Gregor sah ein, dass er einen Fehler gemacht hatte, er hätte ihr besser zugestimmt. Nun war es aber nicht mehr zu ändern, was auch für die Fensterbilder galt: Mathilda sah ein, dass es im Grunde nicht möglich war, die Bilder zu entfernen, da das für zu großen Unmut bei Kindern und Eltern gesorgt hätte. Also blieben die Bilder, wo sie waren. Mathilda wies Gregor aber unmissverständlich darauf hin, dass er jedes Vorhaben mit ihr zukünftig abzustimmen habe, da sie solche Fehler in ihrer Einrichtung nicht dulden könne. Und Gregor dürfe sich nicht auf die Meinung der Eltern stützen, da diese in der Regel von pädagogisch wertvoller Arbeit keinerlei Ahnung hätten. Die Chefin ergänzte, wo die Ahnung zu finden war: „Ich und meine Kolleginnen“, die Reihenfolge musste bei Mathilda immer stimmen, „sind pädagogisch geschultes Fachpersonal. Wir haben daher einen viel tieferen und professionelleren Einblick in Pädagogik als die Eltern. Pädagogisch sinnvolles Handeln kann nur von Fachpersonal verstanden und durchgeführt werden – und Gregor, weil du noch kein Fachpersonal bist, hast du dich gefälligst an meine Weisungen zu halten, damit du lernst, wie richtiges pädagogisch-professionelles Handeln aussieht. Ich bin auf dem neuesten Stand der Pädagogik und das seid ihr, die Eltern und du, nicht!“, wie sie sehr deutlich betonte: Gregor hoffte bereits, sie würde sich nicht übernehmen und kollabieren; das Thema Fachpersonal schien ihr am Herzen zu liegen. Problematisch dabei war nur, dass nur sechs der elf Angestellten tatsächlich eine offizielle Qualifikation für den Erziehungsbereich besaßen. Aber sie schien eben ihre Meinung zu haben, das hatte sie deutlich kundgetan – hier war kein Platz für Einwände.

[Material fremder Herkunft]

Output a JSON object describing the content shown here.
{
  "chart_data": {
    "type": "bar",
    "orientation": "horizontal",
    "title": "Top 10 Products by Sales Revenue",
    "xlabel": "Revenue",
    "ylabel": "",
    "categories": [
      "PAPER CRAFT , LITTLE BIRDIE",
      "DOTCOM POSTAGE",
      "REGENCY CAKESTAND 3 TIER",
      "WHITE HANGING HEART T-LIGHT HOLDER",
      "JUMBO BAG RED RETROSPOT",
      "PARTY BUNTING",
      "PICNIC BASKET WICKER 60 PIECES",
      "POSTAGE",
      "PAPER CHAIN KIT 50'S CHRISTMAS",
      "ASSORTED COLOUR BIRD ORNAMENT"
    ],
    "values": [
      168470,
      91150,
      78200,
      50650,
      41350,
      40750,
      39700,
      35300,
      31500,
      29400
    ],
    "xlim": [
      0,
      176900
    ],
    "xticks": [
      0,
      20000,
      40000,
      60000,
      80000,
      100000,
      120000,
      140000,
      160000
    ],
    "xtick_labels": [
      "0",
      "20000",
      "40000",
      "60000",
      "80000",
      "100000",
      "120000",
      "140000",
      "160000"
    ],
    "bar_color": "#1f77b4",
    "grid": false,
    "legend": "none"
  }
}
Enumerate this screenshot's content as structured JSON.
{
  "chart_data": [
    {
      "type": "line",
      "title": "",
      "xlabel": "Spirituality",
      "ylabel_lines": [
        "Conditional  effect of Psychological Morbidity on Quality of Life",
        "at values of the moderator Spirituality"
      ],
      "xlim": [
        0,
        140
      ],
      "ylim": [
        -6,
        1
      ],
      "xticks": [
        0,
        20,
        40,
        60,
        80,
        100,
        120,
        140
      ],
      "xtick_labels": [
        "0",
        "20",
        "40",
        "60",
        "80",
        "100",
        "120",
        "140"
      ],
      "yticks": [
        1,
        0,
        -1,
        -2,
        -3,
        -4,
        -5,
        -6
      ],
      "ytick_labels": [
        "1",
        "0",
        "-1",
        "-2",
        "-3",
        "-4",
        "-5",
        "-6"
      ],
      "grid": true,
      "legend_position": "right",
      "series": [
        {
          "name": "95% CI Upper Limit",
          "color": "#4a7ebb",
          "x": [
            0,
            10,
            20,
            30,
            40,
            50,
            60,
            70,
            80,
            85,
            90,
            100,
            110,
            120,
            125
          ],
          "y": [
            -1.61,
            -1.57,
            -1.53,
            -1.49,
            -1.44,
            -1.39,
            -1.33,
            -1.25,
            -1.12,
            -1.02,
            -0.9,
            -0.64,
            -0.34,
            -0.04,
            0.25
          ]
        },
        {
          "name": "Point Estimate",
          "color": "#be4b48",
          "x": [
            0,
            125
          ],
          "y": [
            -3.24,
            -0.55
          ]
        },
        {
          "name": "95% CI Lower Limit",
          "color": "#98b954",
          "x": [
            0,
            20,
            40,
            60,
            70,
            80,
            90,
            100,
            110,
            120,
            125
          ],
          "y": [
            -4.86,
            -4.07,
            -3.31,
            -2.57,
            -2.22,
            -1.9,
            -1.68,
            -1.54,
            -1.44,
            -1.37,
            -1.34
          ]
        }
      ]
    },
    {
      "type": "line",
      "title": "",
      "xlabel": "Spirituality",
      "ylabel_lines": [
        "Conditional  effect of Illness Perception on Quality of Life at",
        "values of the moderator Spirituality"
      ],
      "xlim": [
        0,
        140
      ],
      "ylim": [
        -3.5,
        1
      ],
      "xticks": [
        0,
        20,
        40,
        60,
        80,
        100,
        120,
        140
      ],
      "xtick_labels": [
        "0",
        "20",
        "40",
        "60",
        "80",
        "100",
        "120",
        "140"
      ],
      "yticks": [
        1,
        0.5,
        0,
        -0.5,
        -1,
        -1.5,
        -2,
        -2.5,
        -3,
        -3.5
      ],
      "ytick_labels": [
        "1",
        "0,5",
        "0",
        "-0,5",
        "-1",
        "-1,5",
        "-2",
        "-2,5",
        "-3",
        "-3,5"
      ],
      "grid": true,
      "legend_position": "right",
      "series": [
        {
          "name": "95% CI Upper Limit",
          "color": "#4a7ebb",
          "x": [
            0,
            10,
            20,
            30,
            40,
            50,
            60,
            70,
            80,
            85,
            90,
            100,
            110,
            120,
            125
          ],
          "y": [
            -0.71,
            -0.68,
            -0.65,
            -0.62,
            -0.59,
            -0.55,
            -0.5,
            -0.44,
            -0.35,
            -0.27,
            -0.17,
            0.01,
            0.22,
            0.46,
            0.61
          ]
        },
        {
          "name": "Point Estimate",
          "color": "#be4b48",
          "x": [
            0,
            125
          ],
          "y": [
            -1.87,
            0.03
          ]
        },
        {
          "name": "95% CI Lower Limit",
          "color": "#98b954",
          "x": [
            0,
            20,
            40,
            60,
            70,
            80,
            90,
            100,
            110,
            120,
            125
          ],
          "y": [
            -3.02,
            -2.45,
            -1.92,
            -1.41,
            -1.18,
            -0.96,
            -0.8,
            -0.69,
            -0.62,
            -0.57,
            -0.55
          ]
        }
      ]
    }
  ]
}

Es war Gregor jedenfalls neu, dass es unpädagogisch und unprofessionell war, in einer Einrichtung für Kinder mit Kindern Fensterschmuck herzustellen.

Gregor verließ das Büro und sah eine Lehrerin, die sich mit Anja unterhielt. Die Lehrerin lobte den Fensterschmuck, wie schön die Kinder doch gearbeitet hätten: Anja hatte eine versteinerte Miene.